Considering all these factors, it can be very difficult to accurately identify the pain generator in any particular patient. If the original diagnosis is inaccurate, then even well-executed spine surgery can leave the patient in pain, because the true source of pain was never accurately identified. Worse, there may be unnecessary complications from surgery, and scar tissue, that create even more pain.
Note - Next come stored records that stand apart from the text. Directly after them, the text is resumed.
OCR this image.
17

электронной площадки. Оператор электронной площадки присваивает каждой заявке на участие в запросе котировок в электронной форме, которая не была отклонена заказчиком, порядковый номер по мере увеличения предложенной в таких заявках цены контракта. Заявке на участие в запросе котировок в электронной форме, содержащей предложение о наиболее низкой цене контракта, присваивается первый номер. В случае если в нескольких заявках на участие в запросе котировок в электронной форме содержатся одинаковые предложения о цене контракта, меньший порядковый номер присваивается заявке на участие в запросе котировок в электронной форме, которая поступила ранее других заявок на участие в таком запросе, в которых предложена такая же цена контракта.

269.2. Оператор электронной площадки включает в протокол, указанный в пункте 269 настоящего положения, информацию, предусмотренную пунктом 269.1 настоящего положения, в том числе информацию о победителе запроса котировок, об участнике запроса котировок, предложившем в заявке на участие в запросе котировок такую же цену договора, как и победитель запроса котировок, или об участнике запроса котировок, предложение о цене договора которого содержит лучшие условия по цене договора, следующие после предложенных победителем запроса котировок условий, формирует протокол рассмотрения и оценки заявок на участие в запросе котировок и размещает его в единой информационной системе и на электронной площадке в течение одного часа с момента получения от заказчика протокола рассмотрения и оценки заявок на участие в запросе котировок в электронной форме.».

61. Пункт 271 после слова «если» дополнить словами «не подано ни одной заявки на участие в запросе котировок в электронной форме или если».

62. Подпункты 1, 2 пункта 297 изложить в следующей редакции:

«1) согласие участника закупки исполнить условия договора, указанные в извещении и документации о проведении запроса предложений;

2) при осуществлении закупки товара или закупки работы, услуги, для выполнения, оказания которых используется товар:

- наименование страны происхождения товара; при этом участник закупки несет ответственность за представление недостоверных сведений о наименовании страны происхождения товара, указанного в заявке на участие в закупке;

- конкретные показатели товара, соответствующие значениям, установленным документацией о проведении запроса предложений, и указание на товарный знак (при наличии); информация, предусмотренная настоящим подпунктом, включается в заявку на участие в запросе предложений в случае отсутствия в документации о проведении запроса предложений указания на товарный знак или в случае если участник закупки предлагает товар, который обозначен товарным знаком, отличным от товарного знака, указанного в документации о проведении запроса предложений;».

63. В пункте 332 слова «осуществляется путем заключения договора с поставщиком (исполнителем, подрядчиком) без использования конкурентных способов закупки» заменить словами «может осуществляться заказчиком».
The only way to overcome the difficult problem of accurate diagnosis in spine care is this – The doctor must spend enough time listening to the patient, and asking a lot of questions. With enough time, important clues in the patient’s story can help a doctor identify the underlying problem. The doctor must also perform a thorough and detailed examination searching for all the little clues that lead to a proper diagnosis. This takes time and patience. But with the insights gained, the doctor now can make sense of a patient’s complicated MRI, where many joints and discs look abnormal, but only one is causing a problem that may need to be fixed.
At CNSO, our philosophy is to treat the patient, not the MRI.